L'américaine Truist annonçait hier le lancement d'une intéressante application destinée à aider ses utilisateurs à améliorer leur bien-être financier. Seul bémol, il s'agit, pour l'essentiel, du même logiciel que distribuait la jeune pousse Long Game avant son acquisition par la banque… il y a juste un an. Que de temps et d'énergie perdus !
Le principe reste toujours aussi trivial : une fois inscrit, le nouveau venu est invité à décrire ses projets d'avenir et à définir les objectifs d'épargne qui lui permettront de les réaliser. Le compte sur lequel sont déposées ses économies étant connecté aux algorithmes, chaque progrès enregistré donne lieu à l'attribution de points qui, à leur tour, ouvrent l'accès à des jeux, connotés d'éducation financière et assortis de récompenses en argent sonnant et trébuchant qui alimentent directement la cagnotte en cours.
Par rapport au titre d'origine de Long Game, la seule évolution majeure apparente est l'obligation pour les participants, à l'issue d'une courte période d'essai, de détenir le compte récepteur auprès de Truist (assez logiquement, aucune intégration avec des établissements concurrents n'est autorisée). Pour le reste, rien ne semble avoir changé, dans les mécanismes mis en œuvre, dans les contenus proposés, dans le style graphique… Il y aurait pourtant matière à enrichir la solution, sur de nombreux fronts.

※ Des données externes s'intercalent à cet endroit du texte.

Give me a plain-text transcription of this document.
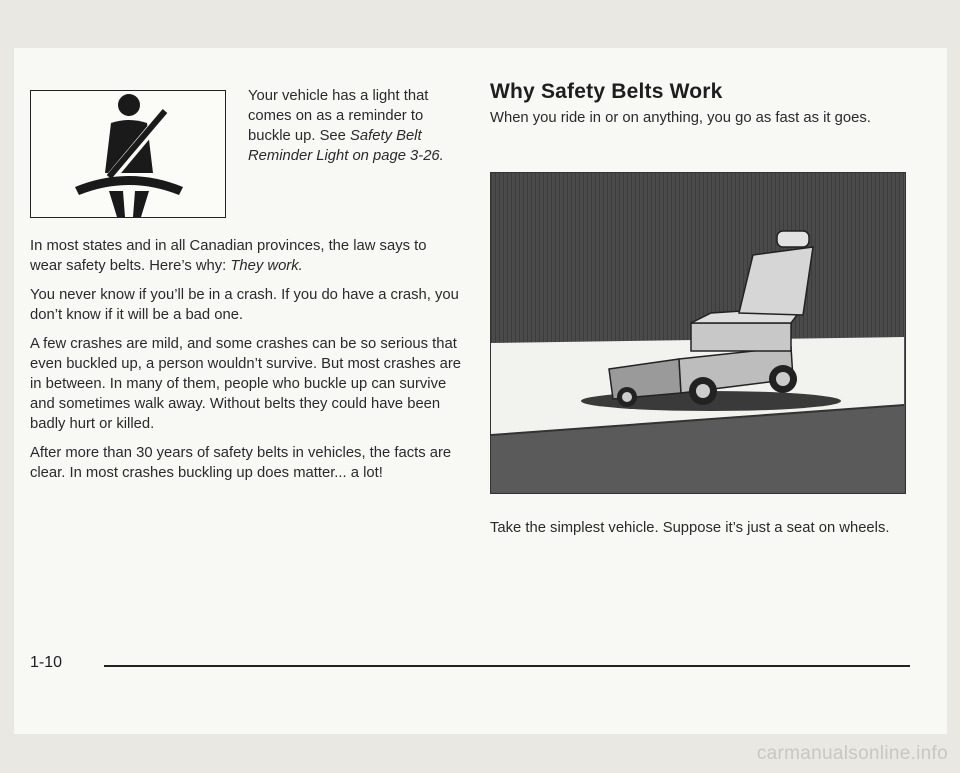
Your vehicle has a light that comes on as a reminder to buckle up. See Safety Belt Reminder Light on page 3-26.

In most states and in all Canadian provinces, the law says to wear safety belts. Here’s why: They work.

You never know if you’ll be in a crash. If you do have a crash, you don’t know if it will be a bad one.

A few crashes are mild, and some crashes can be so serious that even buckled up, a person wouldn’t survive. But most crashes are in between. In many of them, people who buckle up can survive and sometimes walk away. Without belts they could have been badly hurt or killed.

After more than 30 years of safety belts in vehicles, the facts are clear. In most crashes buckling up does matter... a lot!

Why Safety Belts Work

When you ride in or on anything, you go as fast as it goes.

Take the simplest vehicle. Suppose it’s just a seat on wheels.
1-10
carmanualsonline.info
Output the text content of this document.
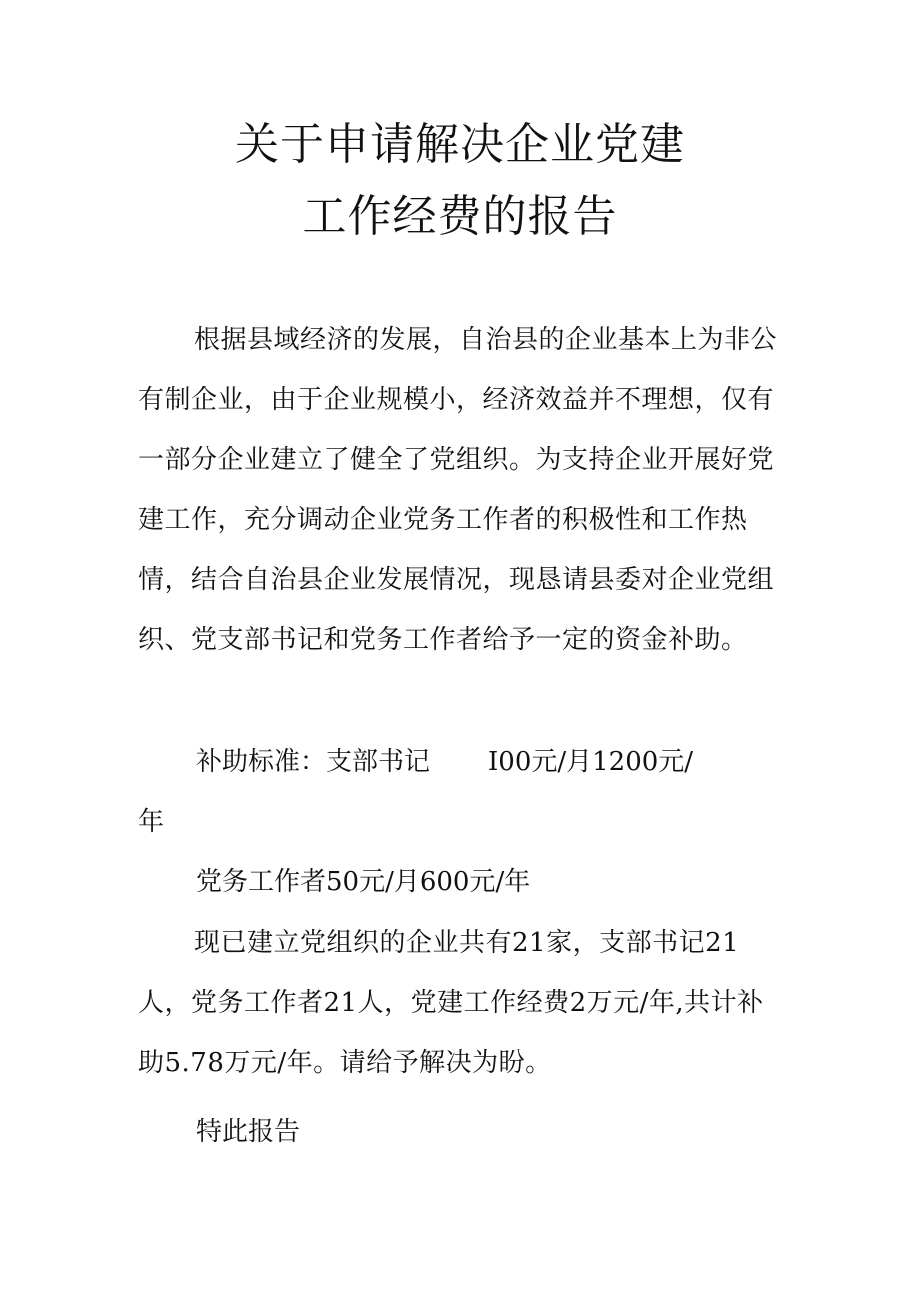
关于申请解决企业党建
工作经费的报告

根据县域经济的发展，自治县的企业基本上为非公有制企业，由于企业规模小，经济效益并不理想，仅有一部分企业建立了健全了党组织。为支持企业开展好党建工作，充分调动企业党务工作者的积极性和工作热情，结合自治县企业发展情况，现恳请县委对企业党组织、党支部书记和党务工作者给予一定的资金补助。

补助标准：支部书记 I00元/月1200元/
年
党务工作者50元/月600元/年

现已建立党组织的企业共有21家，支部书记21人，党务工作者21人，党建工作经费2万元/年,共计补助5.78万元/年。请给予解决为盼。

特此报告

La première idée qui vient à l'esprit par les temps (inflationnistes) qui courent consisterait à ajouter au seul registre actuel de l'épargne une dimension de maîtrise des dépenses et/ou de réduction de l'endettement. Moins ambitieux, le renforcement des composantes pédagogiques contextuelles paraîtrait également bienvenue. Enfin, pour un titre qui vante son ancrage dans l'économie comportementale, une interaction avec les comptes du client afin de l'assister dans ses efforts de gestion budgétaire serait un minimum.
Mais qu'a donc fait la banque pendant les douze mois écoulés depuis son achat ? Elle s'est d'abord perdue dans une tentative de convertir la startup en une sorte de laboratoire d'innovation, la Truist Foundry, dont le seul résultat à ce jour est… la publication de Long Game ! Elle a aussi cherché un modèle de rentabilité pour ce dernier. La démarche est absolument légitime, d'autant plus qu'on peut soupçonner que son absence était une des raisons de la vente de l'entreprise, mais son aboutissement est pour le moins contestable, avec ses exigences ridicules de dépôt minimum avant de pouvoir jouer.
Selon toute vraisemblance, parce que tel est le fonctionnement habituel d'une institution financière, beaucoup de temps et de ressources ont été consacrés aux contrôles et ajustements jugés indispensables sur le produit, avant toute publication sous la marque Truist, en matière de sécurité, de conformité réglementaire et, peut-être (probablement) d'infrastructures informatiques (de manière à les aligner avec les standards internes). Au-delà du pilotage des risques, ces manœuvres ont surtout pour but pour la banque de marquer son emprise sur l'équipe issue d'un autre univers, considéré peu sérieux.
Cette histoire n'est qu'une illustration supplémentaire de la difficulté pour les grands groupes de satisfaire leurs ambitions fréquemment affirmées d'accélérer l'innovation grâce à l'acquisition de jeunes pousses agiles. Les excès de prudence et l'irrépressible désir de faire rentrer le trublion dans le moule commun conduisent à des délais inacceptables, qui non seulement font dérailler la promesse de départ mais engendrent en outre des frustrations dangereuses chez les employés intégrés dans l'opération.